A second female senior, who asked to speak anonymously to preserve her privacy, called herself a “regular” at the health center. She has human papillomavirus (HPV), and was diagnosed in her home state, but recently visited the health center this semester for what she thought was a potential yeast infection.
“I didn’t know what it was because I had never had it before and it got worse [over time],” she said. “I went to the health center … and they said this could be herpes. I got really, really scared.”
A nurse did a herpes swab, which is more accurate than a blood test during an outbreak. Three days later she returned to the health center and saw Cullers, who immediately ruled out herpes upon inspection before the test results had come back.
“It was extremely frustrating,” she said of the potential misdiagnosis and the wait time. After the potential herpes incident, she attempted to secure an excused absence from class on a day in which her menstrual cramps were so severe she was exhibiting flu-like symptoms and was unable to leave the bathroom for part of the day. The health center staff denied her request, and she was left wondering whether the mention of her menstrual cycle as part of her symptoms was a part of the reasoning for the health center’s decision not to grant her an excused absence.

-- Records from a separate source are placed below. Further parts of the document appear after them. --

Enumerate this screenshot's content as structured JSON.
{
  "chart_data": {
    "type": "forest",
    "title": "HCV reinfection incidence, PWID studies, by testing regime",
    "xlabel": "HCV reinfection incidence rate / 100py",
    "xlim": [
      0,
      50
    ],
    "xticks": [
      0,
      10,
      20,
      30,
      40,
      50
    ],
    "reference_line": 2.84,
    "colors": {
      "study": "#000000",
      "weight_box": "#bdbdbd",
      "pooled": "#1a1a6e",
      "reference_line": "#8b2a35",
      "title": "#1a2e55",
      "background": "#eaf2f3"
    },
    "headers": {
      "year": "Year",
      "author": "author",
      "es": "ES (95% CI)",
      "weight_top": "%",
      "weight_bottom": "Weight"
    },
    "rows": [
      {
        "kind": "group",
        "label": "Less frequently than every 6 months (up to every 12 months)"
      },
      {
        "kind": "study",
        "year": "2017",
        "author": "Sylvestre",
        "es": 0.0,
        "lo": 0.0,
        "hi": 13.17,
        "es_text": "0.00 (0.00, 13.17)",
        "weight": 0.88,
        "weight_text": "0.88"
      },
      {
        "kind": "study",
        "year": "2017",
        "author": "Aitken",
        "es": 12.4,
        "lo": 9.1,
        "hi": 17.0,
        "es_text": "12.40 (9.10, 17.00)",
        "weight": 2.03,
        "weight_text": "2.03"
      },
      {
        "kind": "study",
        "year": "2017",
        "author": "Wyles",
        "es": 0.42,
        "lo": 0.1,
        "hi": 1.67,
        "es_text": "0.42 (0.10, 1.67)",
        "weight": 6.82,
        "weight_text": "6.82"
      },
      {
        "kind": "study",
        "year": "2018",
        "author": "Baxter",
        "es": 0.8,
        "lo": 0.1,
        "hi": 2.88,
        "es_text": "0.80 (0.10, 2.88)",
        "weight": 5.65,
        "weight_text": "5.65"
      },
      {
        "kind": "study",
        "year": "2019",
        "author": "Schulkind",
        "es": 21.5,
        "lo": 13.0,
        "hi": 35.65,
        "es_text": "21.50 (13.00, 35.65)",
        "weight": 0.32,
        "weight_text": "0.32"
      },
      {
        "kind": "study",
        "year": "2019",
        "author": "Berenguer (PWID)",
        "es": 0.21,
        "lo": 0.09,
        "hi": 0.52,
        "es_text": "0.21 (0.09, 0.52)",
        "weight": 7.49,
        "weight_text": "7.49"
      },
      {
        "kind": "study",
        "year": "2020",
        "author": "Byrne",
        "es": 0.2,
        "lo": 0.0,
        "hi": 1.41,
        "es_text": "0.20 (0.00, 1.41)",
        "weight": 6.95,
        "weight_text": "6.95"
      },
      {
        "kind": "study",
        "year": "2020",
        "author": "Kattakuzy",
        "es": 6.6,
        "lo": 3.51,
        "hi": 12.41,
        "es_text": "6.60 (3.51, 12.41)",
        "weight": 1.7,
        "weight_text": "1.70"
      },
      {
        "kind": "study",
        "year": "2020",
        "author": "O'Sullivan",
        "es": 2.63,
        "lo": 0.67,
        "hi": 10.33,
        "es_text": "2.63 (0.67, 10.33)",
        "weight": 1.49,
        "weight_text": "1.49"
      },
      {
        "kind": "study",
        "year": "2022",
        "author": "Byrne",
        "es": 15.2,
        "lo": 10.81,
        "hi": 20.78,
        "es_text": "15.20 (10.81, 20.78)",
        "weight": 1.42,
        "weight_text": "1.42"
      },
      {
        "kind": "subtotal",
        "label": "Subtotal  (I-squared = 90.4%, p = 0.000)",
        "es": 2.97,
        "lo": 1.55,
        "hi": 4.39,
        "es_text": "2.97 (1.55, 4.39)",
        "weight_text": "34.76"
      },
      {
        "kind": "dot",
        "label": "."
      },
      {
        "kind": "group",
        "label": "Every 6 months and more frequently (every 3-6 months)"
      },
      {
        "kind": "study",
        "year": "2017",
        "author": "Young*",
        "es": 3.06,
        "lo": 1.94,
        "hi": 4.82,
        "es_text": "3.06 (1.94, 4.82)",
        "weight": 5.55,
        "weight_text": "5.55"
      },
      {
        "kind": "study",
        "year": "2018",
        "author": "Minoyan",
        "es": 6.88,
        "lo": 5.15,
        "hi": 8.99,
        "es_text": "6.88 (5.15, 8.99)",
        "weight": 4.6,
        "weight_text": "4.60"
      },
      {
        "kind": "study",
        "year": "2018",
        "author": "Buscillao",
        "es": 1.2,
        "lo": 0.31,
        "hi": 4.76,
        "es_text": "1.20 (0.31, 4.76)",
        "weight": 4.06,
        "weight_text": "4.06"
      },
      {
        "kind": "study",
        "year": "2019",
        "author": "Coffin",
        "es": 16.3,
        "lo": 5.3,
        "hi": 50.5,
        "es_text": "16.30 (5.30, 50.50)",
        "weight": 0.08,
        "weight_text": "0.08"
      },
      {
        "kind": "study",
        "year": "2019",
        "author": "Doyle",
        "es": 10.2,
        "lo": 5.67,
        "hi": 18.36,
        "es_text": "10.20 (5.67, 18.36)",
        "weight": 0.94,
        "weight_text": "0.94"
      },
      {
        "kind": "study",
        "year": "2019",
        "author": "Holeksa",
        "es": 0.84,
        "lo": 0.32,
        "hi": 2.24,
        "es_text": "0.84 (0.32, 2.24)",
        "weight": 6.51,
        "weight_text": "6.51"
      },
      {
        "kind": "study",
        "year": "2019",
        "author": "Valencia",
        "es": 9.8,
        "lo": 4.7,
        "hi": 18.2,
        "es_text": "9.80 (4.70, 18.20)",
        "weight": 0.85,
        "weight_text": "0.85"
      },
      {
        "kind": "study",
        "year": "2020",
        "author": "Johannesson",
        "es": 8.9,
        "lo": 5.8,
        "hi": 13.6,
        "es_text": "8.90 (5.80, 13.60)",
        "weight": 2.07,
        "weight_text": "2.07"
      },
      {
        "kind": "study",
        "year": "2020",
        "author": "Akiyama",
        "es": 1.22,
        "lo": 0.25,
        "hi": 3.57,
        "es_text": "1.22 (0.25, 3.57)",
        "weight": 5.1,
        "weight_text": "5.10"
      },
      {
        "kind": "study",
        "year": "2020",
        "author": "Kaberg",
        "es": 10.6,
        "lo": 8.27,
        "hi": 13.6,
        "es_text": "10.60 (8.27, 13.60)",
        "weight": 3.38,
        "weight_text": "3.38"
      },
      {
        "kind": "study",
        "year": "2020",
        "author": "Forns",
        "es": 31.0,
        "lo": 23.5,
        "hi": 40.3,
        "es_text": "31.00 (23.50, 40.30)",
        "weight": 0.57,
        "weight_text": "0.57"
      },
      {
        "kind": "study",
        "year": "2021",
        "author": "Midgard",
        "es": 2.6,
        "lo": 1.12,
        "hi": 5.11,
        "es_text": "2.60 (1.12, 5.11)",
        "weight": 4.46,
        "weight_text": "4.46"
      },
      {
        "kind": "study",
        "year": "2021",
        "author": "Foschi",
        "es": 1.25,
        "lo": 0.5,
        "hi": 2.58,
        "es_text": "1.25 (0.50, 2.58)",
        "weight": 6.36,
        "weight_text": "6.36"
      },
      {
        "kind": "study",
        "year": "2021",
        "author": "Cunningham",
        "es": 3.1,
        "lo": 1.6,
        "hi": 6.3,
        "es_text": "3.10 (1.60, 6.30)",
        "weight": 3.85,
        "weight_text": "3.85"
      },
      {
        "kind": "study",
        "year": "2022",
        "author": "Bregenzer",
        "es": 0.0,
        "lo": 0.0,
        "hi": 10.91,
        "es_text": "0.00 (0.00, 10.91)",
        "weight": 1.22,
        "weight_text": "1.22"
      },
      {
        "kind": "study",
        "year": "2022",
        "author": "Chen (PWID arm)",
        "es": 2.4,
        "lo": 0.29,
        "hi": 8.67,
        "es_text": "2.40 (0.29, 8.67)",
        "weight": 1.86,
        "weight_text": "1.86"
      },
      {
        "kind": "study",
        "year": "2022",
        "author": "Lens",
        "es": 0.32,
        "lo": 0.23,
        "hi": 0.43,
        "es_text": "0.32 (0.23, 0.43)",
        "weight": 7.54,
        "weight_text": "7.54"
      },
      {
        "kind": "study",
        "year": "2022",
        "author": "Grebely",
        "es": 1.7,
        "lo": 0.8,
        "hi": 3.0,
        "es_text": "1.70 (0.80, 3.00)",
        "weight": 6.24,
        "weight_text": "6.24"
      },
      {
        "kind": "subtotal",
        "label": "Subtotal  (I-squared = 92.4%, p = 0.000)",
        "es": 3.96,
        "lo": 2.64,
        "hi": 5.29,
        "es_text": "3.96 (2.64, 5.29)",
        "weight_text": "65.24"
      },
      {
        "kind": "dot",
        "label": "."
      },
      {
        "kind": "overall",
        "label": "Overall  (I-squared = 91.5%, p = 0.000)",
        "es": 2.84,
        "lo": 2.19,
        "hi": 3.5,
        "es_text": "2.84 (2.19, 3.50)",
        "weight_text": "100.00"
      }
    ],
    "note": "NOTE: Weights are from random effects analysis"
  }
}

Kenyon’s health center operates at limited hours compared to those at peer schools such as Oberlin College, which boasts Saturday walk-in hours; despite limitations in services and hours, several have noted positive experiences with the staff have made up for their unfortunate experiences. “She was very sensitive to the fact that I technically don’t have insurance in the state of Ohio,” the junior said of Karen Crane, CNP. “[She] was good about giving me options so I could get the care I needed.”
The junior’s trust in the health center contrasted with that of the first senior, who said, “I try to avoid the health center now. If I ever had a problem like that I would definitely call my gynecologist at home. I wouldn’t go back [to the health center].”
Kenyon’s relative isolation is a large factor in the lack of on-campus reproductive and gynecological resources for female students. Cullers noted that Mount Vernon is a conservative area and most women would find more resources if they expanded their search to Columbus. The second senior attempted to get an appointment at a gynecologist’s office in Columbus before going to Kenyon’s center, but a three-week wait swayed her decision to go to the health center. The junior, due to her insurance, was unable to access resources for an affordable price anywhere in Ohio other than the health center due to the defunding of Planned Parenthood services.